| PARIS/NEW YORK
PARIS/NEW YORK French engineering company Schneider Electric (SCHN.PA) has abandoned plans to sell its CST sensors division for around $1 billion, people with knowledge of the matter said.
Schneider pulled the plug after last-ditch efforts to reach a deal with Carlyle Group and PAI Partners failed, two sources said. They asked not to be identified because the discussions were confidential.
Paris-based Schneider had turned back to the private equity firms last month after exclusive negotiations with Singapore's Avago Technologies (AVGO.O) broke down, the sources said.
Avago had initially bid close to $1 billion for CST, beating out an $850 million offer from Carlyle and PAI, one of the sources said. The negotiations reportedly foundered on the chipmaker's reluctance to take on all of CST's French plants.

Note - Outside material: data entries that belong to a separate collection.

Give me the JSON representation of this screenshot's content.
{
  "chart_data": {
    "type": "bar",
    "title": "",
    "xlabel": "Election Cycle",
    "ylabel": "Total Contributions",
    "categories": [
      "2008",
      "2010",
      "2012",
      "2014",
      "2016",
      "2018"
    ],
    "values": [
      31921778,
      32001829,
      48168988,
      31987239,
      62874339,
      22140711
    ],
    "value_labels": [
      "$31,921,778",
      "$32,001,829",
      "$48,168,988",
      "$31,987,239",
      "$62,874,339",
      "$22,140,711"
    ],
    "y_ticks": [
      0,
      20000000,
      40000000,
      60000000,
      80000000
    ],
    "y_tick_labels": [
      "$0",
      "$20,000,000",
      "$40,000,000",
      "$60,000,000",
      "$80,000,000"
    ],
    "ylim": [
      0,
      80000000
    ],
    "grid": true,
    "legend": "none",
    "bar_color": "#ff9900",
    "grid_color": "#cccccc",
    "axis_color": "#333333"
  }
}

Schneider then renewed talks with the two funds but failed to bridge the price gap, they said.
A Schneider spokeswoman declined to comment.
Shares in Schneider were down 1.3 percent at 49.72 euros by 1406 GMT. The stock is up nearly a quarter this year, giving it a market value of some 27 billion euros ($35.35 billion).
The group has tightened its focus on building automation, in a shift away from CST's sensors and actuators for the automotive, aerospace, transport, energy and infrastructure industries.
Schneider had previously attempted to sell CST in 2011, after appointing JPMorgan Chase (JPM.N) to handle the disposal, but postponed the sale as volatile financial markets deterred would-be buyers.
The division has 4,700 employees worldwide and recorded $660 million in sales last year.